What drew you to Freshkills Park?
I have always loved the idea of designing for not only designers and not only for design’s sake. It is interesting to note that contrary to its bold display, design is very much a supportive role whose stylistic and conceptual methodologies are singularly subjective to the projects it serves. Because of this, inventive designs are often direct results from great ideas.
I think that the Freshkills Park identity and design is very good, thanks to the continued collaboration with a number of very good design firms. The park’s Master Plan was done by James Corner Field Operations, the same firm that designed the High Line in Manhattan, while its identity is designed by Project Projects—whose design was based off of Pentagram’s work on the NYC Parks umbrella identity. It is as exciting as it is humbling to work under the standards of such an impressive oeuvre of design entities.

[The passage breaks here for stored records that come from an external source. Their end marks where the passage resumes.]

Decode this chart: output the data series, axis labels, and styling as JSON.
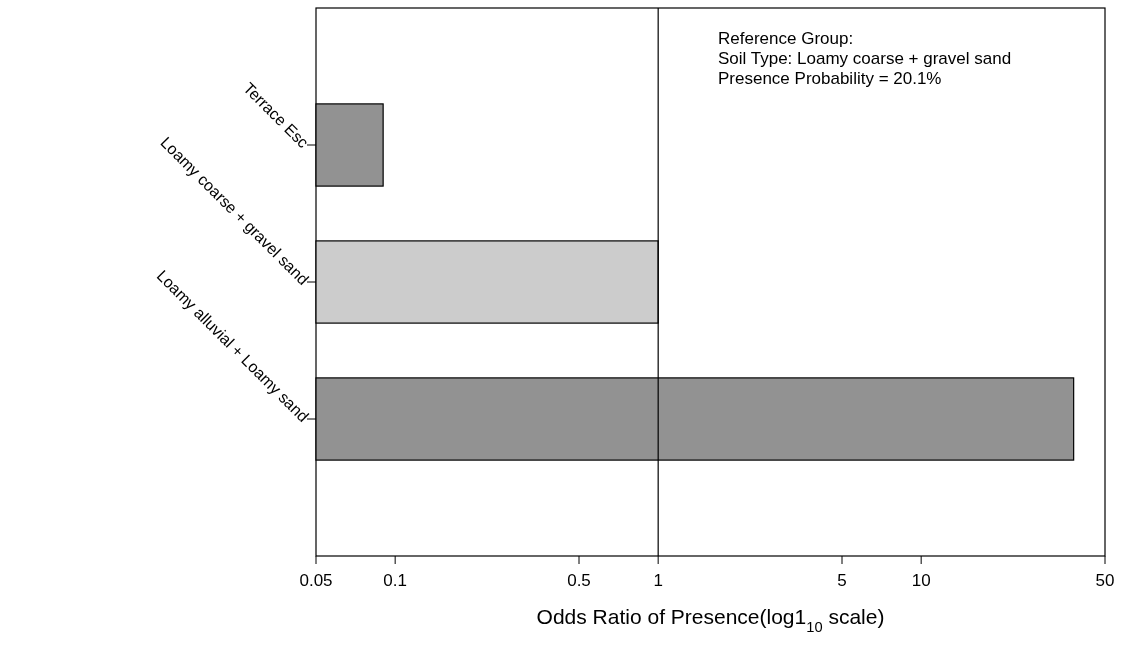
{
  "chart_data": {
    "type": "bar",
    "orientation": "horizontal",
    "categories": [
      "Terrace Esc",
      "Loamy coarse + gravel sand",
      "Loamy alluvial + Loamy sand"
    ],
    "values": [
      0.09,
      1,
      38
    ],
    "colors": [
      "#929292",
      "#cccccc",
      "#929292"
    ],
    "log": "x",
    "xlim": [
      0.05,
      50
    ],
    "xticks": [
      0.05,
      0.1,
      0.5,
      1,
      5,
      10,
      50
    ],
    "xlabel": "Odds Ratio of Presence(log1$_{10}$ scale)",
    "ref_lines": [
      {
        "axis": "x",
        "value": 1,
        "color": "#000000"
      }
    ],
    "annotations": [
      "Reference Group:",
      "Soil Type: Loamy coarse + gravel sand",
      "Presence Probability = 20.1%"
    ],
    "grid": false
  }
}
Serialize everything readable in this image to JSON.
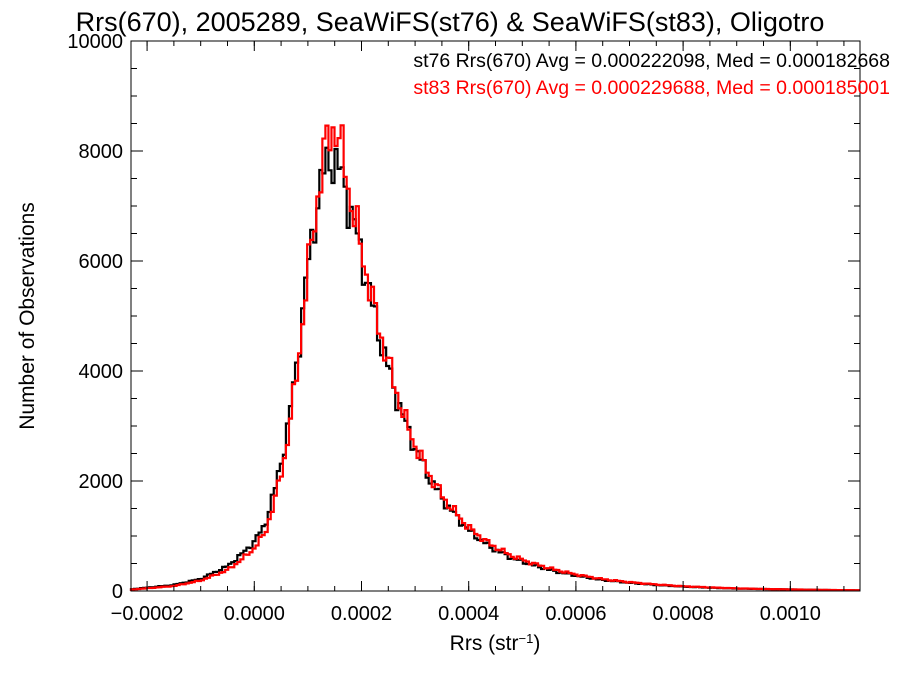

However, the most impressive and attractive facet about Freshkills Park to me is the ecological transformation. Freshkills, 2,200 acres in size, was used as a landfill for 53 years before it concluded operations in 2001. Now, there are ongoing ecological efforts to revitalize the land and altered ecosystem. It is such an exciting and grand opportunity for collaboration between artists and ecologists on one of the largest land reclamation projects in the world, expected to affect the socio-economic and cultural landscape of both Staten Island and greater New York City.
How can people send less waste to landfills?
The best thing about reducing landfill waste is that it is an effort that everybody can contribute to! You can start reducing waste by simply buying a little bit less, recycling a little bit more, and throwing away a little bit less food. This is understandingly becoming increasingly difficult as products become more and more excessively packaged and dependent to their package branding, leaving more packaging waste to be disposed in landfills. Easy ideas to reduce waste would be to:
- Buy food in bulk to reduce packaging and solid waste
- Carry water bottles instead of buying new ones (same goes for coffee!)
- Reusing shopping bags, glass jars, and plastic containers!
There are obviously many more ways you can reduce waste, such as saving leftovers instead of dumping them, so be creative! Small actions done in frequency will snowball into a great global drive.
This is a very good question and I have to be careful not to get too excited and carried away in the answer. I have a very specific color in mind, and I think the easiest way to explain it is to simply show it. We are going to have to reference Old Holland’s Classic Oil Colors Chart:
C205 O-H Blue-Violet. It is a mixture of Ultramarine Blue, Zinc Titanium White, and a Dioxazine Purple. It is a completely gorgeous deep blue that simultaneously emulates the deepness of an ocean and the lightness of a cool casted shadow. It’s hard not to love.